Wednesday, June 29, 2011
2010 Yunnan Sourcing Bang Ma
This is yet another fine sample gifted by Hobbes in his rather large care package that arrived a few weeks ago. It comes from a trip Scott of Yunnan Sourcing took to the remote village of Bang Ma in Mengku county. The autumn cakes are said to have come from a mix of wild and semi-wild trees. Shall we see what these leaves deliver?
The dry leaves are nice and sweet smelling tobacco florals. The smell dances about in the nose, there is even a sweet-spicy finish to them.
The first infusion pours a pale yellow. Very juicy and sweet berries rush to the taste buds then vanish under slight vanilla into a very thin somewhat sticky mouthfeel. The taste returns in the aftertaste as high notes of berries and florals. The qi is felt immediately dispersing in the upper chest, lightening the heart, one's head feels light and a fuzzy warmth coats the arms, head, and chest.
The second infusion welcomes a sweet very-berry banana floral taste now dispersing into a faint sweet leathery taste. The mouthfeel creeps into the mid throat gripping it softly as it coats the whole mouth- making itself known. The aftertaste has a slight coolness to it, it also has a grainy, chalky, spelt-wood taste that somewhat grounds the sweet notes that are also faintly present in the aftertaste. A slight rubbery taste is left in the mouth. Qi is pretty strong pushing on the stomach slightly.

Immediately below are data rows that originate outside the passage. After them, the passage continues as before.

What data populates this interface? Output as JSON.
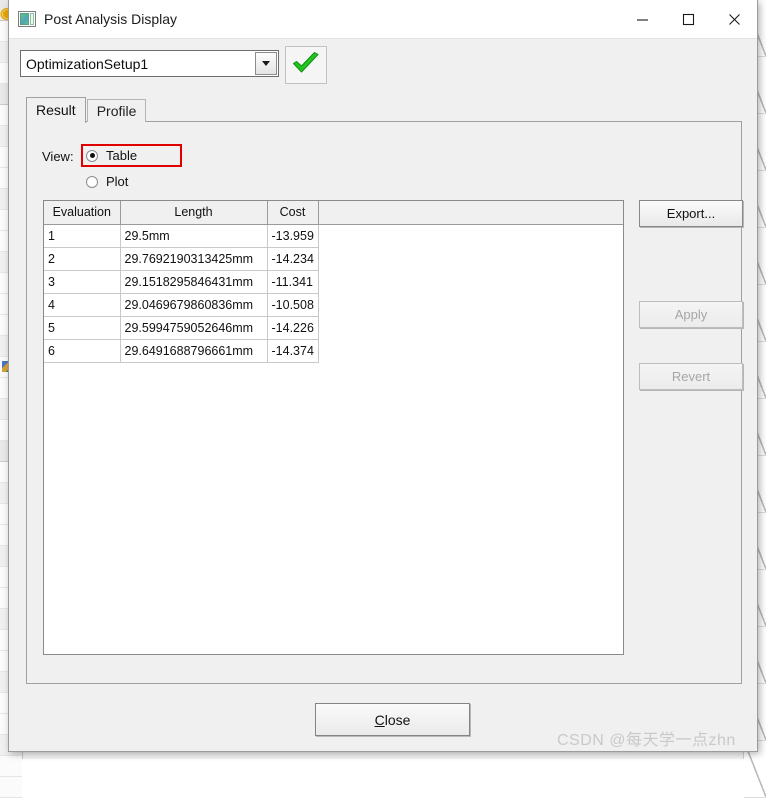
{
  "window": {
    "title": "Post Analysis Display",
    "icon": "display-window-icon",
    "controls": {
      "minimize": "minimize-icon",
      "maximize": "maximize-icon",
      "close": "close-icon"
    }
  },
  "toolbar": {
    "setup_combo": {
      "value": "OptimizationSetup1",
      "arrow": "chevron-down-icon"
    },
    "validate_button": {
      "icon": "green-checkmark-icon",
      "color": "#22c521"
    }
  },
  "tabs": [
    {
      "label": "Result",
      "active": true
    },
    {
      "label": "Profile",
      "active": false
    }
  ],
  "view": {
    "label": "View:",
    "options": [
      {
        "label": "Table",
        "selected": true,
        "highlighted": true
      },
      {
        "label": "Plot",
        "selected": false,
        "highlighted": false
      }
    ],
    "highlight_color": "#e00000"
  },
  "table": {
    "columns": [
      "Evaluation",
      "Length",
      "Cost",
      ""
    ],
    "rows": [
      {
        "evaluation": "1",
        "length": "29.5mm",
        "cost": "-13.959"
      },
      {
        "evaluation": "2",
        "length": "29.7692190313425mm",
        "cost": "-14.234"
      },
      {
        "evaluation": "3",
        "length": "29.1518295846431mm",
        "cost": "-11.341"
      },
      {
        "evaluation": "4",
        "length": "29.0469679860836mm",
        "cost": "-10.508"
      },
      {
        "evaluation": "5",
        "length": "29.5994759052646mm",
        "cost": "-14.226"
      },
      {
        "evaluation": "6",
        "length": "29.6491688796661mm",
        "cost": "-14.374"
      }
    ]
  },
  "side_buttons": [
    {
      "label": "Export...",
      "enabled": true
    },
    {
      "label": "Apply",
      "enabled": false
    },
    {
      "label": "Revert",
      "enabled": false
    }
  ],
  "footer": {
    "close_accel": "C",
    "close_rest": "lose"
  },
  "watermark": {
    "text": "CSDN @每天学一点zhn"
  }
}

In the third infusion the sweet initial berry taste has lost some of its sweetness, its banana tastes, and its juiciness. It finishes as sweet soft leathery wood. The aftertaste has bland notes in its base. The qi is quite nice, coating the body in a very soft calm. Mouthfeel remains satisfying.
The fouth and fifth infusions share similar tastes. They both start with sweet berry which has a certain clarity here before falling into leathery tastes. Soon the flavour fades to a rubbery, woody, chalky taste. The aftertaste is a chalky almost bland rubbery, berry, woody taste which is on the whole sweet and fills the last part of the flavour profile nicely.
The sixth infusion shows not that much change from the previous few. This time it has more of a sandy grainy taste and feel. A light, bland, woody taste also fills in the base flavour over which the high notes arc.
The seventh infusion is interesting as creamy, almost tobacco, leathery notes present in the initial taste. These tastes now seem more prominent than the higher notes that once dominated the initial flavour burst. These flavours fade to dry wood with faint underpinnings of fruit. The mouthfeel now is barely in the throat.
The following infusions don't change much at all but are enough to enjoy for a good twelve infusions or so with lighter berry notes still making brief appearances in a fairly leathery wood base. The fairly broad mouthfeel holds out enough for this tea to be enjoyed.